If anyone deserves an official blessing from the United States government, why not Willie Nelson? He wrote national anthems like ''Crazy'' and ''Night Life'' and ''On the Road Again.'' He's saved Nashville from its cheesiest impulses with albums like Red Headed Stranger and Spirit and Stardust. His voice is seared on the American landscape as indelibly as the voices of Billie Holiday, Louis Armstrong, and Frank Sinatra. Besides, he's done a guest spot on King of the Hill. ''For me, Willie is what you'd imagine an elder would be like in native mythology,'' says Daniel Lanois, Teatro's producer. ''Without saying too much, he projects an aura that just makes you feel good to be around.''

But there's a fantastic irony here, too, when you think about a bunch of Beltway Babbitts squeezing into their tuxes and clinking their champagne flutes to the original Nashville outlaw, a man who's wrangled with drug laws and the Internal Revenue Service, who's crisscrossed miles of conservative highway with his beard and ponytails and beatific smile intact, who's spent a large portion of his 65 years whispering four soft, subversive words to the stress-battered American people: It's good for you.

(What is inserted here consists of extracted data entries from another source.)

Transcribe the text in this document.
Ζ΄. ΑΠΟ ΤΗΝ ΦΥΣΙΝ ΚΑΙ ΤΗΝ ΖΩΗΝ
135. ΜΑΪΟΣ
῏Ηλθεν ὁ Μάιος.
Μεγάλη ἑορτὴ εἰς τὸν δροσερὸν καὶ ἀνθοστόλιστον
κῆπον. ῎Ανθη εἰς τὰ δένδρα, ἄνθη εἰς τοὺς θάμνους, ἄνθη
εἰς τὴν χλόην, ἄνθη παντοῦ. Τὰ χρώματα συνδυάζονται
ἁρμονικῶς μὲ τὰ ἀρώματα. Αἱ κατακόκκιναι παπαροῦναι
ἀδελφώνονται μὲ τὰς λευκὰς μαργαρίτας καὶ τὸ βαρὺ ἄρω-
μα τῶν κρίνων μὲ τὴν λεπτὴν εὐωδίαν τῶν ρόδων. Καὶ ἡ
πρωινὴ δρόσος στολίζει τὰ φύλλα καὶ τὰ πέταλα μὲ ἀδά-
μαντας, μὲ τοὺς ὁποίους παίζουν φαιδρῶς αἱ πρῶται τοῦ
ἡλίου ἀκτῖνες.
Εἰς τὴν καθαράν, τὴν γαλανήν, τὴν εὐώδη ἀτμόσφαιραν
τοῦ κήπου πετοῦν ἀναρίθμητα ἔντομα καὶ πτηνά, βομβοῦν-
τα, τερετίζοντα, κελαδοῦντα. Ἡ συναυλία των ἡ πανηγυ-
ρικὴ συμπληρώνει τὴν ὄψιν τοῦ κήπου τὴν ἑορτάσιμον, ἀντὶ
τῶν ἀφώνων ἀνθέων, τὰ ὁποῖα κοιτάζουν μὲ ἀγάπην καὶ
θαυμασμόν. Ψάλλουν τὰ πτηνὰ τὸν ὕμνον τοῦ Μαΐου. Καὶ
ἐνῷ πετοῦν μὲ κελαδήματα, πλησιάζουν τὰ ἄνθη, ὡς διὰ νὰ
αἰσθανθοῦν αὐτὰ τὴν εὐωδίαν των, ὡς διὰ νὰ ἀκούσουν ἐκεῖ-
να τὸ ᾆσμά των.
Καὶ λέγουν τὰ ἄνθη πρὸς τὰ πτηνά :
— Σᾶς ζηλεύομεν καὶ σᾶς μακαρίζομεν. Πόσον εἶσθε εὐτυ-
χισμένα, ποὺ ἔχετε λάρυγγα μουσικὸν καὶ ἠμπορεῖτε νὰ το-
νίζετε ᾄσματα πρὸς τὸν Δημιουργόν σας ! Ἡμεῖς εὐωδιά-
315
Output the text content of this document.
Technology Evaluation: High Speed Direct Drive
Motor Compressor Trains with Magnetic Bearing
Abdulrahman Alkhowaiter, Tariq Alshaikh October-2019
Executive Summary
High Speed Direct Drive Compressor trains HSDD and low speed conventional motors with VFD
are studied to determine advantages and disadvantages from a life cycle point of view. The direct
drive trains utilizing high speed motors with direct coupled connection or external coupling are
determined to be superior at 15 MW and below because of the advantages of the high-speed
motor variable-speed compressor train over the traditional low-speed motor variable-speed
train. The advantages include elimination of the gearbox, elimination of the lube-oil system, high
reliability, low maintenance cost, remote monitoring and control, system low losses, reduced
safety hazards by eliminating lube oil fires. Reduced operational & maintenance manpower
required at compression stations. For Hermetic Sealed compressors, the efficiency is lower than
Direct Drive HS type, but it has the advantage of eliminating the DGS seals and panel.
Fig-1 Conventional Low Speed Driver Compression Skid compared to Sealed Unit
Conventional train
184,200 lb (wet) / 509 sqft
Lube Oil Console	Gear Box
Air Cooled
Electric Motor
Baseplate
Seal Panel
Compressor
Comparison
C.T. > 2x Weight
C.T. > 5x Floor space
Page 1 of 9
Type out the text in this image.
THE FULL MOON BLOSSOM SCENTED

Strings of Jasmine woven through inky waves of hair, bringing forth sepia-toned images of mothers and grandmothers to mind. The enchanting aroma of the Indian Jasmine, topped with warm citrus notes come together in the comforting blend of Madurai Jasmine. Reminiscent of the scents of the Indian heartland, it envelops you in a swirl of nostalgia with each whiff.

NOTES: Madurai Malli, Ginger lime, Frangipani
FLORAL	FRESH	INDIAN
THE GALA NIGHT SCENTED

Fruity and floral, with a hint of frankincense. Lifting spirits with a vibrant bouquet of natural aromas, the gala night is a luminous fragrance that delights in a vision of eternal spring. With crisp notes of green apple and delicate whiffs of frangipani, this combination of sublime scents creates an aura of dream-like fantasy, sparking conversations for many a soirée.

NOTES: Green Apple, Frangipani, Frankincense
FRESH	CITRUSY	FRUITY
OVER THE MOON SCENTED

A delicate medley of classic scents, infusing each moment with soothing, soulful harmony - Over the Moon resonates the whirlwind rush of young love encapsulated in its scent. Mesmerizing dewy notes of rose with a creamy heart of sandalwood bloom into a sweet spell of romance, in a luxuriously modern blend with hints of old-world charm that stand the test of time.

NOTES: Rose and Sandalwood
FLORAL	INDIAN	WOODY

''I was doomed to go to hell by the time I was 7,'' Willie is saying, ''because I had been told that if you smoke cigarettes and drink beer you're going to hell. And by 7, I was gone.'' Thus resigned to eternal damnation, Willie came up with the only spiritual approach that made sense: There's nothing to hide, and nothing to get too upset about. ''If you get up thinkin' everything's gonna be wonderful, you're gonna find out somethin' happened that wasn't that wonderful,'' he says. ''And if you think everything's gonna be terrible, then you're gonna miss what was good. So there is a little bit of Zen in there: You shouldn't be too elated at the good things, and you shouldn't be too depressed at the bad things.'' Not since Butch Cassidy has somebody so defiant been so laid-back about it.